Halb benommen ob der Überraschung hörte er nun, wie die Tochter des Chefs ihn nun aufforderte, mit ihm den Tanz zu eröffnen. Da er zögerte, hakte sie sich einfach bei ihm ein und ging mit ihm aufs Parkett. An der Seite ging ein Vorhang hoch, und eine erstklassige Swing-Band intonierte die Moonlight Serenade. Kurt umfaßte die Taille der frischgebackenen Juristin und begann zu tanzen. Sabine - inzwischen war ihm ihr Name wieder eingefallen - folgte federleicht seiner führenden Hand; sie war eine erstklassige Tänzerin.

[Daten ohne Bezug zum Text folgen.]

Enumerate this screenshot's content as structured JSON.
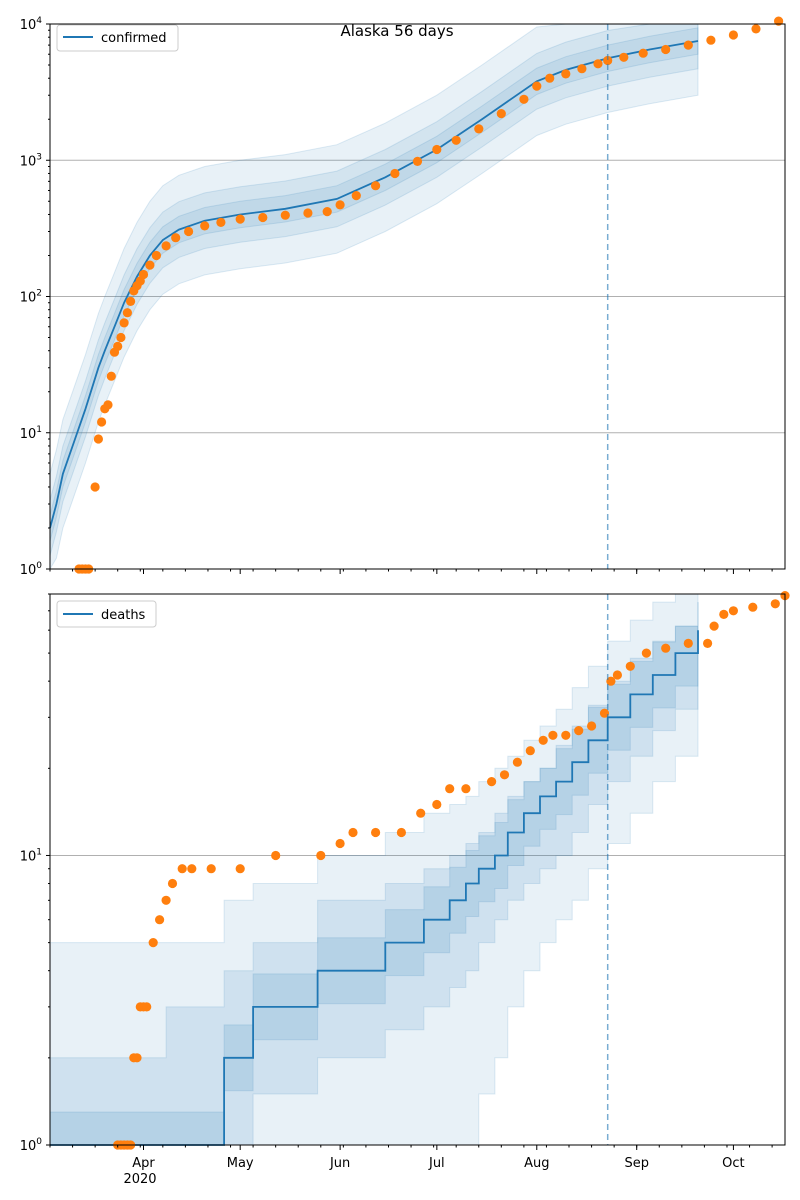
{
  "title": "Alaska 56 days",
  "colors": {
    "model": "#1f77b4",
    "observed": "#ff7f0e",
    "band": "#1f77b4",
    "grid": "#b0b0b0",
    "forecast_line": "#1f77b4"
  },
  "x_axis": {
    "tick_labels": [
      "Apr",
      "May",
      "Jun",
      "Jul",
      "Aug",
      "Sep",
      "Oct"
    ],
    "tick_dates": [
      "2020-04-01",
      "2020-05-01",
      "2020-06-01",
      "2020-07-01",
      "2020-08-01",
      "2020-09-01",
      "2020-10-01"
    ],
    "year_label": "2020",
    "range": [
      "2020-03-03",
      "2020-10-17"
    ]
  },
  "chart_data": [
    {
      "type": "line",
      "panel": "top",
      "scale": "log",
      "ylim": [
        1,
        10000
      ],
      "ytick_labels": [
        "10^0",
        "10^1",
        "10^2",
        "10^3",
        "10^4"
      ],
      "grid": "horizontal",
      "legend": {
        "label": "confirmed",
        "placement": "top-left"
      },
      "forecast_start": "2020-08-23",
      "model_end": "2020-09-20",
      "model": {
        "dates": [
          "2020-03-03",
          "2020-03-05",
          "2020-03-07",
          "2020-03-10",
          "2020-03-14",
          "2020-03-18",
          "2020-03-20",
          "2020-03-23",
          "2020-03-26",
          "2020-03-30",
          "2020-04-03",
          "2020-04-07",
          "2020-04-12",
          "2020-04-20",
          "2020-05-01",
          "2020-05-15",
          "2020-05-31",
          "2020-06-15",
          "2020-07-01",
          "2020-07-15",
          "2020-08-01",
          "2020-08-10",
          "2020-08-23",
          "2020-09-05",
          "2020-09-20"
        ],
        "values": [
          2,
          3,
          5,
          8,
          15,
          30,
          40,
          60,
          90,
          140,
          200,
          260,
          310,
          360,
          400,
          440,
          520,
          750,
          1200,
          2000,
          3800,
          4600,
          5600,
          6500,
          7500
        ]
      },
      "band_factors": [
        1.25,
        1.6,
        2.5
      ],
      "observed": {
        "dates": [
          "2020-03-12",
          "2020-03-13",
          "2020-03-14",
          "2020-03-15",
          "2020-03-17",
          "2020-03-18",
          "2020-03-19",
          "2020-03-20",
          "2020-03-21",
          "2020-03-22",
          "2020-03-23",
          "2020-03-24",
          "2020-03-25",
          "2020-03-26",
          "2020-03-27",
          "2020-03-28",
          "2020-03-29",
          "2020-03-30",
          "2020-03-31",
          "2020-04-01",
          "2020-04-03",
          "2020-04-05",
          "2020-04-08",
          "2020-04-11",
          "2020-04-15",
          "2020-04-20",
          "2020-04-25",
          "2020-05-01",
          "2020-05-08",
          "2020-05-15",
          "2020-05-22",
          "2020-05-28",
          "2020-06-01",
          "2020-06-06",
          "2020-06-12",
          "2020-06-18",
          "2020-06-25",
          "2020-07-01",
          "2020-07-07",
          "2020-07-14",
          "2020-07-21",
          "2020-07-28",
          "2020-08-01",
          "2020-08-05",
          "2020-08-10",
          "2020-08-15",
          "2020-08-20",
          "2020-08-23",
          "2020-08-28",
          "2020-09-03",
          "2020-09-10",
          "2020-09-17",
          "2020-09-24",
          "2020-10-01",
          "2020-10-08",
          "2020-10-15"
        ],
        "values": [
          1,
          1,
          1,
          1,
          4,
          9,
          12,
          15,
          16,
          26,
          39,
          43,
          50,
          64,
          76,
          92,
          110,
          120,
          130,
          145,
          170,
          200,
          235,
          270,
          300,
          330,
          350,
          370,
          380,
          395,
          410,
          420,
          470,
          550,
          650,
          800,
          980,
          1200,
          1400,
          1700,
          2200,
          2800,
          3500,
          4000,
          4300,
          4700,
          5100,
          5400,
          5700,
          6100,
          6500,
          7000,
          7600,
          8300,
          9200,
          10500
        ]
      }
    },
    {
      "type": "line",
      "panel": "bottom",
      "scale": "log",
      "ylim": [
        1,
        80
      ],
      "ytick_labels": [
        "10^0",
        "10^1"
      ],
      "grid": "horizontal",
      "legend": {
        "label": "deaths",
        "placement": "top-left"
      },
      "forecast_start": "2020-08-23",
      "model_end": "2020-09-20",
      "model": {
        "dates": [
          "2020-03-03",
          "2020-04-08",
          "2020-04-26",
          "2020-05-05",
          "2020-05-25",
          "2020-06-15",
          "2020-06-27",
          "2020-07-05",
          "2020-07-10",
          "2020-07-14",
          "2020-07-19",
          "2020-07-23",
          "2020-07-28",
          "2020-08-02",
          "2020-08-07",
          "2020-08-12",
          "2020-08-17",
          "2020-08-23",
          "2020-08-30",
          "2020-09-06",
          "2020-09-13",
          "2020-09-20"
        ],
        "values": [
          1,
          1,
          2,
          3,
          4,
          5,
          6,
          7,
          8,
          9,
          10,
          12,
          14,
          16,
          18,
          21,
          25,
          30,
          36,
          42,
          50,
          60
        ]
      },
      "bands": {
        "dates": [
          "2020-03-03",
          "2020-04-08",
          "2020-04-26",
          "2020-05-05",
          "2020-05-25",
          "2020-06-15",
          "2020-06-27",
          "2020-07-05",
          "2020-07-10",
          "2020-07-14",
          "2020-07-19",
          "2020-07-23",
          "2020-07-28",
          "2020-08-02",
          "2020-08-07",
          "2020-08-12",
          "2020-08-17",
          "2020-08-23",
          "2020-08-30",
          "2020-09-06",
          "2020-09-13",
          "2020-09-20"
        ],
        "outer_low": [
          1,
          1,
          1,
          1,
          1,
          1,
          1,
          1,
          1,
          1.5,
          2,
          3,
          4,
          5,
          6,
          7,
          9,
          11,
          14,
          18,
          22,
          27
        ],
        "outer_high": [
          5,
          5,
          7,
          8,
          10,
          12,
          14,
          15,
          16,
          18,
          20,
          22,
          25,
          28,
          32,
          38,
          45,
          55,
          65,
          75,
          85,
          95
        ],
        "mid_low": [
          1,
          1,
          1,
          1.5,
          2,
          2.5,
          3,
          3.5,
          4,
          5,
          6,
          7,
          8,
          9,
          10,
          12,
          15,
          18,
          22,
          27,
          32,
          40
        ],
        "mid_high": [
          2,
          3,
          4,
          5,
          7,
          8,
          9,
          10,
          11,
          12,
          14,
          16,
          18,
          20,
          24,
          28,
          33,
          40,
          48,
          55,
          62,
          75
        ]
      },
      "observed": {
        "dates": [
          "2020-03-24",
          "2020-03-25",
          "2020-03-26",
          "2020-03-27",
          "2020-03-28",
          "2020-03-29",
          "2020-03-30",
          "2020-03-31",
          "2020-04-01",
          "2020-04-02",
          "2020-04-04",
          "2020-04-06",
          "2020-04-08",
          "2020-04-10",
          "2020-04-13",
          "2020-04-16",
          "2020-04-22",
          "2020-05-01",
          "2020-05-12",
          "2020-05-26",
          "2020-06-01",
          "2020-06-05",
          "2020-06-12",
          "2020-06-20",
          "2020-06-26",
          "2020-07-01",
          "2020-07-05",
          "2020-07-10",
          "2020-07-18",
          "2020-07-22",
          "2020-07-26",
          "2020-07-30",
          "2020-08-03",
          "2020-08-06",
          "2020-08-10",
          "2020-08-14",
          "2020-08-18",
          "2020-08-22",
          "2020-08-24",
          "2020-08-26",
          "2020-08-30",
          "2020-09-04",
          "2020-09-10",
          "2020-09-17",
          "2020-09-23",
          "2020-09-25",
          "2020-09-28",
          "2020-10-01",
          "2020-10-07",
          "2020-10-14",
          "2020-10-17"
        ],
        "values": [
          1,
          1,
          1,
          1,
          1,
          2,
          2,
          3,
          3,
          3,
          5,
          6,
          7,
          8,
          9,
          9,
          9,
          9,
          10,
          10,
          11,
          12,
          12,
          12,
          14,
          15,
          17,
          17,
          18,
          19,
          21,
          23,
          25,
          26,
          26,
          27,
          28,
          31,
          40,
          42,
          45,
          50,
          52,
          54,
          54,
          62,
          68,
          70,
          72,
          74,
          79
        ]
      }
    }
  ]
}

Schweigend koordinierten sie die Bewegungen ihrer Körper, während sich das Parkett langsam füllte. Nicht alle hatten die Tanzbewegungen mit der Muttermilch aufgesogen, und so ging es nicht ohne gelegentliche Rempler ab. Bei einem schnellen Quickstep kollidierte Kurt so heftig mit einem ihm unbekannten Kollegen, daß er strauchelte. Er fing sich und suchte seine ebenfalls weggerissene Partnerin. Endlich waren sie bereit, den Tanz fortzusetzen. Kurt legte erneut seine rechte Hand auf Sabines Rücken - und erstarrte. Statt des schwarzen Stoffes fühlte er nackte weiche Haut. Bei dem Getümmel auf der Tanzfläche hatte sich eine Seitennaht an Sabines bodenlangem Abendkleid gelöst; durch die entstandene Öffnung war seine Hand geglitten.
Leise zischte die Frau: “Bleib, wo Du bist. Ich will kein Aufsehen.” Also tanzten sie den Quickstep zu Ende. Kurt fühlte die warme sinnliche Haut seiner Partnerin, und mit einem Male waren seine guten Vorsätze, keine Beziehung zu riskieren, über Bord gegangen.
Das nächste Stück war langsamer. Sabine lächelte, und Kurt zog sie ein wenig näher zu sich heran. Immer noch schweigend wiegten sie sich im Blues-Rhythmus. Kurt, nun entschlossen, streichelte sanft Sabines Rücken. Sie wies ihn nicht zurück, sondern schmiegte sich an ihn. Durch sein Jacket hindurch konnte er fühlen, daß sie keinen BH trug. Kurts Hände glitten an ihrem Rücken auf und ab; auf der überfüllten Tanzfläche nahm keiner Notiz davon. Irgendwann erreichte er den obersten Beckenknochen, tastete sich tiefer - Sabine war unter ihrem Abendkleid vollkommen nackt!
Als die Band eine Pause machte, gingen sie Arm in Arm aus dem Saal, um ein wenig frische Luft zu schöpfen. Die junge Frau fragte Kurt, wie ihm sein Zimmer gefalle. Bereitwillig zeigte er ihr, wo er wohnte.
Als sie Stunden später wieder bei dem Firmenfest erschienen, um wenigstens das Ende mitzuerleben, suchte Kurt den Vorstandsvorsitzenden auf und fragte ihn: “Vielleicht ist es unverschämt. Aber könnte ich nicht statt zwei Wochen alleine eine Woche zu zweit verreisen?”